Original Model Card:

What is this?

A GPT-2 model (small version, 124 M parameters) for Danish text generation. The model was not pre-trained from scratch but adapted from the English version.

How to use

Test the model using the pipeline from the 🤗 Transformers library:

from transformers import pipeline

generator = pipeline("text-generation", model = "KennethTM/gpt2-small-danish")
text = generator("Manden arbejdede som")

print(text[0]["generated_text"])

Or load it using the Auto* classes:

from transformers import AutoTokenizer, AutoModelForCausalLM

tokenizer = AutoTokenizer.from_pretrained("KennethTM/gpt2-small-danish")
model = AutoModelForCausalLM.from_pretrained("KennethTM/gpt2-small-danish")

Model training

The model is trained using the Danish part of the oscar dataset ('unshuffled_deduplicated_da') and a context length of 1024 tokens.

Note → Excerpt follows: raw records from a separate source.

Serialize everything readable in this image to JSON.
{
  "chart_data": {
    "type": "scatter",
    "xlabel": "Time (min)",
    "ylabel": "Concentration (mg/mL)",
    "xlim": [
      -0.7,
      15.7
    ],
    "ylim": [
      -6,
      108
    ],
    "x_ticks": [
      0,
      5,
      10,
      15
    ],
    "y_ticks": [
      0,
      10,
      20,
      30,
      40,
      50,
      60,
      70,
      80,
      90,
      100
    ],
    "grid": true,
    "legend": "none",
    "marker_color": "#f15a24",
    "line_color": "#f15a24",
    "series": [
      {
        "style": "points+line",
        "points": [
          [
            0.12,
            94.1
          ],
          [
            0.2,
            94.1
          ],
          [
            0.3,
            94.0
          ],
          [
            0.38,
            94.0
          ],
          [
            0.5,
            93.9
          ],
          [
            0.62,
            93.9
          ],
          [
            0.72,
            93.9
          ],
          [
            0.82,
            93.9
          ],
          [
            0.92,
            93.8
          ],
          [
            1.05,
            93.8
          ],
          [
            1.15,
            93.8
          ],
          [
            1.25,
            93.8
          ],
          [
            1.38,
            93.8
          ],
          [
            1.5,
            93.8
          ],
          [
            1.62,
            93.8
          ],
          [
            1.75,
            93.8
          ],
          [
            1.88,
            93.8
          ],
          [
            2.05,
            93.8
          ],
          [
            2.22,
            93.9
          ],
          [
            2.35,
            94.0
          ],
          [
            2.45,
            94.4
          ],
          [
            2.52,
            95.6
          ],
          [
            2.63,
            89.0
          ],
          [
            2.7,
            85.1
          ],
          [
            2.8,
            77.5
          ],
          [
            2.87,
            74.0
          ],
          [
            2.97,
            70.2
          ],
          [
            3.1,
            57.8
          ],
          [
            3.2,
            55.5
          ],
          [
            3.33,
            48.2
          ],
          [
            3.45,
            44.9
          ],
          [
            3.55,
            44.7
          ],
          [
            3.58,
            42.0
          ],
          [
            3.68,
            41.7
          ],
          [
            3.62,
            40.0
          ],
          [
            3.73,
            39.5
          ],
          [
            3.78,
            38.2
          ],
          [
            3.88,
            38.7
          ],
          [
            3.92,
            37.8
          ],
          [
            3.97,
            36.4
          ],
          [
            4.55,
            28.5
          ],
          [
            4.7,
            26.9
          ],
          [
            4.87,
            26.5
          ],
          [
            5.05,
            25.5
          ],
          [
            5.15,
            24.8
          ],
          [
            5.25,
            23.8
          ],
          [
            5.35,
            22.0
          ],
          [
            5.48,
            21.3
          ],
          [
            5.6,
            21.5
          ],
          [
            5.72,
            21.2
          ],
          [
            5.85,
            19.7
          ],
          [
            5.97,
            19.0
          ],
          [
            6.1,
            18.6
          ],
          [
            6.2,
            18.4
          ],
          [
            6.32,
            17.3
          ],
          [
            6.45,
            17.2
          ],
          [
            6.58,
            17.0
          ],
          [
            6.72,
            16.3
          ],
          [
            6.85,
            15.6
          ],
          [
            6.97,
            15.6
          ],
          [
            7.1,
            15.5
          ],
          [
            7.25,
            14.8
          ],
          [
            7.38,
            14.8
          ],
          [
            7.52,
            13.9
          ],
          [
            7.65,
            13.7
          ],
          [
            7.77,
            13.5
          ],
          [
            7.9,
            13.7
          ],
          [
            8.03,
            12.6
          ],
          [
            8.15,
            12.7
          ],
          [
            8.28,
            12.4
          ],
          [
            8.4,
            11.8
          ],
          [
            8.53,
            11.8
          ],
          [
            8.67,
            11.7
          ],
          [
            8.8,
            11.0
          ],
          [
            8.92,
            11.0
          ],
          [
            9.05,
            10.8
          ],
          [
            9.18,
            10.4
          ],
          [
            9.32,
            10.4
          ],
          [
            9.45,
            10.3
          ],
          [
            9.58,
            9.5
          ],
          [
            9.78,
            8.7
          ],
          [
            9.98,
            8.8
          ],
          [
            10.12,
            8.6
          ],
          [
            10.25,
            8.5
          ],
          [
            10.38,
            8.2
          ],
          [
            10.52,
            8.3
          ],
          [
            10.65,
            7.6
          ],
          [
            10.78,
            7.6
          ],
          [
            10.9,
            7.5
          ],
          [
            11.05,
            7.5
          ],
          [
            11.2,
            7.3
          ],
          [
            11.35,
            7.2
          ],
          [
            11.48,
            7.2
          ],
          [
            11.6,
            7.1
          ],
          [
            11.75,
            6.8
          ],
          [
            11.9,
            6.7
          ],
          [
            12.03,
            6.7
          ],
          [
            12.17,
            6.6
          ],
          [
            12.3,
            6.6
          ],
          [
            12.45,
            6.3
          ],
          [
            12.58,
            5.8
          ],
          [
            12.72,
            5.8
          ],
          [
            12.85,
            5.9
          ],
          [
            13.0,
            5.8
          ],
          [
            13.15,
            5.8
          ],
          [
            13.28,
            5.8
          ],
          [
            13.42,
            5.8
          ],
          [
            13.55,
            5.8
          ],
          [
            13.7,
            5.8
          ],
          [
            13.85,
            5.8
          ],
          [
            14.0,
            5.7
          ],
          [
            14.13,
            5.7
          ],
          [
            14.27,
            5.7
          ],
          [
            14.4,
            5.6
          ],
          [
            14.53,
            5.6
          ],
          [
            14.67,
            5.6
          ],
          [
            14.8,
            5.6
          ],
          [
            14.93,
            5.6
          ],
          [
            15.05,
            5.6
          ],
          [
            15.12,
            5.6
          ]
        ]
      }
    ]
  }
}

The model weights are initialized from the English GPT-2 small model with new word token embeddings created for Danish using WECHSEL.

Initially, only the word token embeddings are trained using 50.000 samples. Finally, the whole model is trained using 1.000.000 samples.

For reference, the model achieves a perplexity of 33.5 on 5.000 random validation samples.

Model training is carried out on an 8 GB GPU.

Notes

This is a pre-trained model, for optimal performance it should be finetuned for new tasks.